# Monarch Grand Vacation ??



## 9391 (Sep 23, 2009)

*MGV*

Do you think the point converison is still the same ?
ie. 133 for a 1 bedroom in platinum season

( or peak season as Riviera B+Spa calls it? )

I tried the resort and they say I have to talk with sales which is not avail til Saturday.

you would think they would have something on their Web site.....

There are quite a few on ebay at the momoent, but mtce fees seem really high, your looking at about $1000 for 155 points which is a 1 week stay on average, so  even if sell them for $1 and only a $100 transfer fee it still is pricey, 
comments ?


----------



## Bill4728 (Oct 8, 2009)

The number of points to stay at the resorts are about what I said. 133 for a 1 bd & 155 for a 2 bed at the two resorts in Dana point. BUT Riviera Beach has several different season so in the late fall the points are lower. Riviera Shores has the same point requirements all year long. 

The point requirements are on their website but I believe it can be accessed only by owners.


----------



## bzzybee13 (Oct 29, 2009)

*Points Chart*

Follow this link to a Monarch points chart.


----------



## sandesurf (Oct 30, 2009)

You're right, the mtce fees are ridiculously high, for the caliber of resorts in the most of the Monarch system. 
We made the mistake of converting our Palm Canyon (Palm Springs) points into Monarch Grand points, years ago.

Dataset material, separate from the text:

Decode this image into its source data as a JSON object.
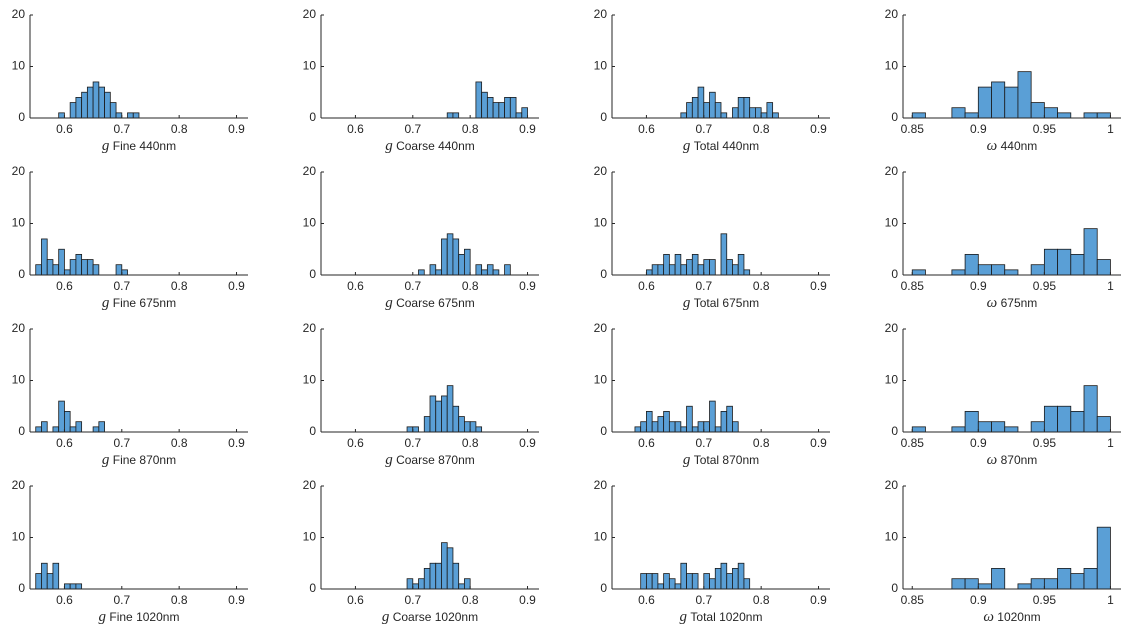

I count that as the worse Timeshare mistake we've made. 
I've learned the tricks to get the most of of them though, but I'd rather have another Marriott, for the price of the fees.


----------



## bzzybee13 (Nov 8, 2009)

sandesurf said:


> We made the mistake of converting our Palm Canyon (Palm Springs) points into Monarch Grand points, years ago. I count that as the worse Timeshare mistake we've made.
> I've learned the tricks to get the most of of them though, but I'd rather have another Marriott, for the price of the fees.



Care to share any of your tricks?


----------



## jbercu (Nov 13, 2009)

sandesurf said:


> You're right, the mtce fees are ridiculously high, for the caliber of resorts in the most of the Monarch system.
> .



What are the fees current fees?

Is there a difference between Pacific Monarch Resorts, Inc and Monarch Grand Vacation Owner's Association?


----------



## Bill4728 (Nov 14, 2009)

jbercu said:


> What are the fees current fees?
> 
> Is there a difference between Pacific Monarch Resorts, Inc and Monarch Grand Vacation Owner's Association?


Pacific Monarch is the name of the developer of Monarch Grand Vacations


----------